И в то же время очень сильно сходство спортивной игры и ритуала, слишком разительно обилие общих черт тут и там: а) правила в игре почти что адекватны канону в ритуале; б) однородны вплоть до совпадения мифологизация, обожествление удачливого и умелого игрока в спорте и мифологизирующая сакрализация повторяющихся явлений и положений в ритуальных процессах; в) и тут и там обязательно полное отключение всех участников от реальной обыденной жизни (эскейп-феномен); г) повышенный интерес к проблемам пространства одинаково присутствует и там и тут.
Такое обилие совпадений, ведущих к отталкиванию, и различий, создающих взаимное притяжение, подводит нас к закономерному выводу о парности этих дух игровых ситуаций, — ритуальной и спортивно-состязательной.
И тут же, немедленно, возникает соблазн задним числом поискать такую же точно парность во всех рассмотренных нами ситуациях игры на театре.
Гипотеза довольно любопытная, а, главное, перспективная и новая.

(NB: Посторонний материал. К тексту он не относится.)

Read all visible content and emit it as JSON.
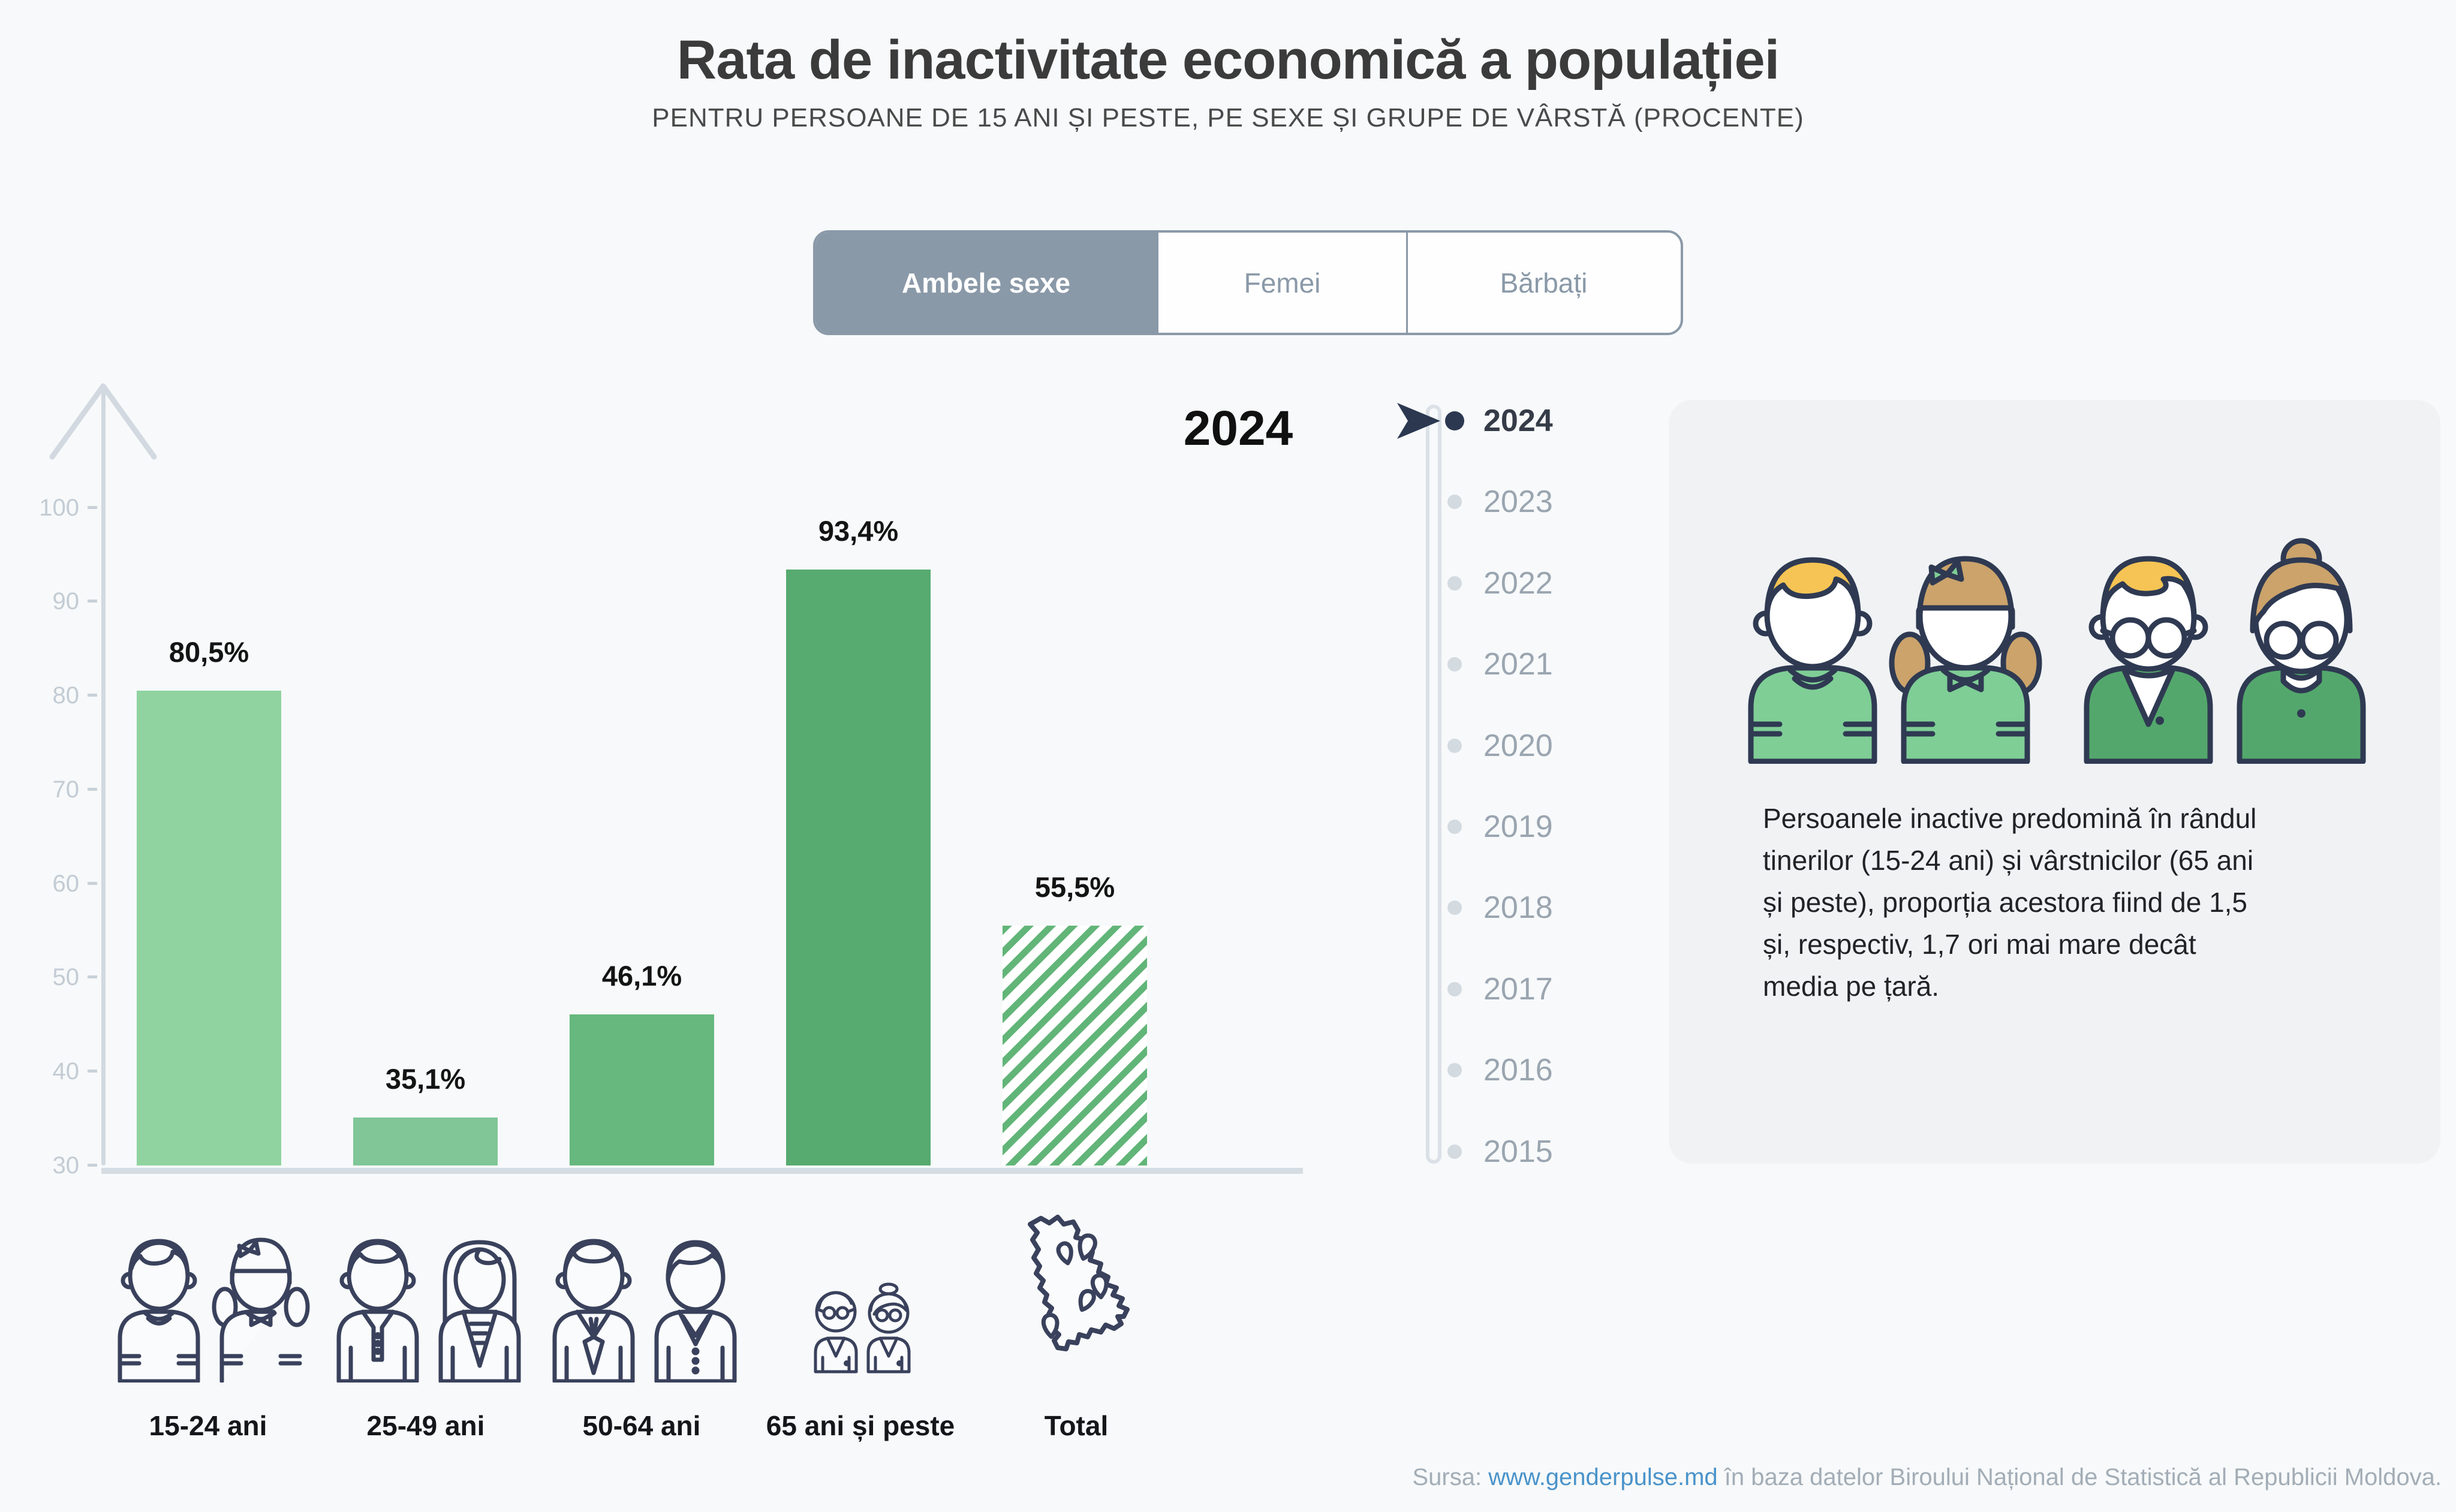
{
  "title": "Rata de inactivitate economică a populației",
  "subtitle": "PENTRU PERSOANE DE 15 ANI ȘI PESTE, PE SEXE ȘI GRUPE DE VÂRSTĂ (PROCENTE)",
  "tabs": {
    "items": [
      {
        "label": "Ambele sexe",
        "active": true
      },
      {
        "label": "Femei",
        "active": false
      },
      {
        "label": "Bărbați",
        "active": false
      }
    ]
  },
  "chart_data": {
    "type": "bar",
    "title": "Rata de inactivitate economică a populației",
    "subtitle": "Pentru persoane de 15 ani și peste, pe sexe și grupe de vârstă (procente)",
    "year_label": "2024",
    "categories": [
      "15-24 ani",
      "25-49 ani",
      "50-64 ani",
      "65 ani și peste",
      "Total"
    ],
    "values": [
      80.5,
      35.1,
      46.1,
      93.4,
      55.5
    ],
    "value_labels": [
      "80,5%",
      "35,1%",
      "46,1%",
      "93,4%",
      "55,5%"
    ],
    "ylim": [
      30,
      100
    ],
    "yticks": [
      30,
      40,
      50,
      60,
      70,
      80,
      90,
      100
    ],
    "ylabel": "",
    "xlabel": "",
    "grid": false,
    "legend_position": "none",
    "bar_styles": [
      "solid",
      "solid",
      "solid",
      "solid",
      "hatched"
    ],
    "bar_colors": [
      "#90d3a0",
      "#80c697",
      "#66b87e",
      "#57aa70",
      "#62b578"
    ]
  },
  "timeline": {
    "years": [
      "2024",
      "2023",
      "2022",
      "2021",
      "2020",
      "2019",
      "2018",
      "2017",
      "2016",
      "2015"
    ],
    "active_year": "2024"
  },
  "info_panel": {
    "text": "Persoanele inactive predomină în rândul\ntinerilor (15-24 ani) și vârstnicilor (65 ani\nși peste), proporția acestora fiind de 1,5\nși, respectiv, 1,7 ori mai mare decât\nmedia pe țară."
  },
  "source": {
    "prefix": "Sursa:",
    "link": "www.genderpulse.md",
    "suffix": "în baza datelor Biroului Național de Statistică al Republicii Moldova."
  },
  "colors": {
    "background": "#f7f9fa",
    "accent_slate": "#8a99a8",
    "axis": "#d2d9e0",
    "tick_text": "#c3ccd4",
    "bar_label": "#141414",
    "timeline_active": "#2b3850",
    "timeline_idle": "#9aa5b0",
    "card_bg": "#f0f2f4",
    "icon_outline": "#39415c",
    "shirt_light_green": "#7fce96",
    "jacket_dark_green": "#53a76c",
    "hair_blond": "#f5c454",
    "hair_tan": "#cba36b",
    "link_blue": "#4a93ca",
    "source_gray": "#a3adb6"
  }
}
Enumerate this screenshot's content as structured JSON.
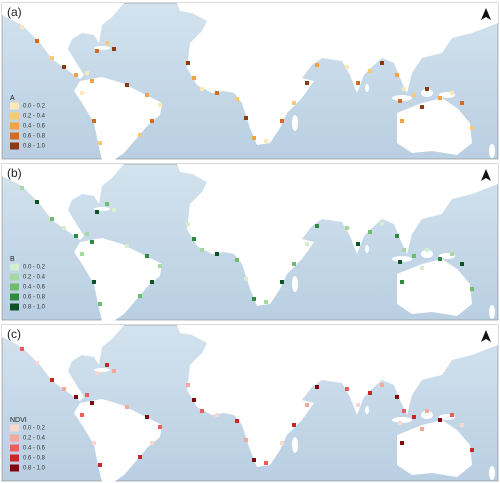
{
  "panels": [
    {
      "label": "(a)",
      "legend": {
        "title": "A",
        "classes": [
          {
            "label": "0.0 - 0.2",
            "color": "#fde9b5"
          },
          {
            "label": "0.2 - 0.4",
            "color": "#f9c979"
          },
          {
            "label": "0.4 - 0.6",
            "color": "#f2a14a"
          },
          {
            "label": "0.6 - 0.8",
            "color": "#d46b1e"
          },
          {
            "label": "0.8 - 1.0",
            "color": "#8c3a0e"
          }
        ]
      }
    },
    {
      "label": "(b)",
      "legend": {
        "title": "B",
        "classes": [
          {
            "label": "0.0 - 0.2",
            "color": "#d4eed0"
          },
          {
            "label": "0.2 - 0.4",
            "color": "#a6d9a0"
          },
          {
            "label": "0.4 - 0.6",
            "color": "#6cbd6c"
          },
          {
            "label": "0.6 - 0.8",
            "color": "#2e8b3e"
          },
          {
            "label": "0.8 - 1.0",
            "color": "#0b5224"
          }
        ]
      }
    },
    {
      "label": "(c)",
      "legend": {
        "title": "NDVI",
        "classes": [
          {
            "label": "0.0 - 0.2",
            "color": "#fbd8cf"
          },
          {
            "label": "0.2 - 0.4",
            "color": "#f5a898"
          },
          {
            "label": "0.4 - 0.6",
            "color": "#e8605a"
          },
          {
            "label": "0.6 - 0.8",
            "color": "#c82824"
          },
          {
            "label": "0.8 - 1.0",
            "color": "#7a0c12"
          }
        ]
      }
    }
  ]
}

Тысячелетия мы знаем, что все на свете имеет пару: мужчина в качестве пары имеет женщину, самец — самку, свет — тьму, холод — жару, огонь — воду, а воздух — землю; театр в качестве пары имеет жизнь, атеизм — веру, а философский экзистенциализм — игру. Обретение пары — это завершенность, законченность, уравновешенность. Парность — естественный продукт любого развития. Парность — это симметрия, симметрия — это устойчивость и покой, а покой — это конец. Конец игры.
Казалось бы, организовать пары будет не так просто — кто хочет своего конца? Кто хочет завершаться или заканчиваться?
Но процесс поиска исчерпывается почти мгновенно. Объединение в пары происходит неожиданно легко, просто-таки удивительно легко — кажется, что наши игровые ситуации сами стремятся стать в пары, чтобы поскорее протанцевать свой классификационный менуэт. Эстетическая ситуация сразу подходит к политической, а психологической и натуралистической ситуациям и вовсе уж не о чем раздумывать и не из чего выбирать: их и так осталось только двое.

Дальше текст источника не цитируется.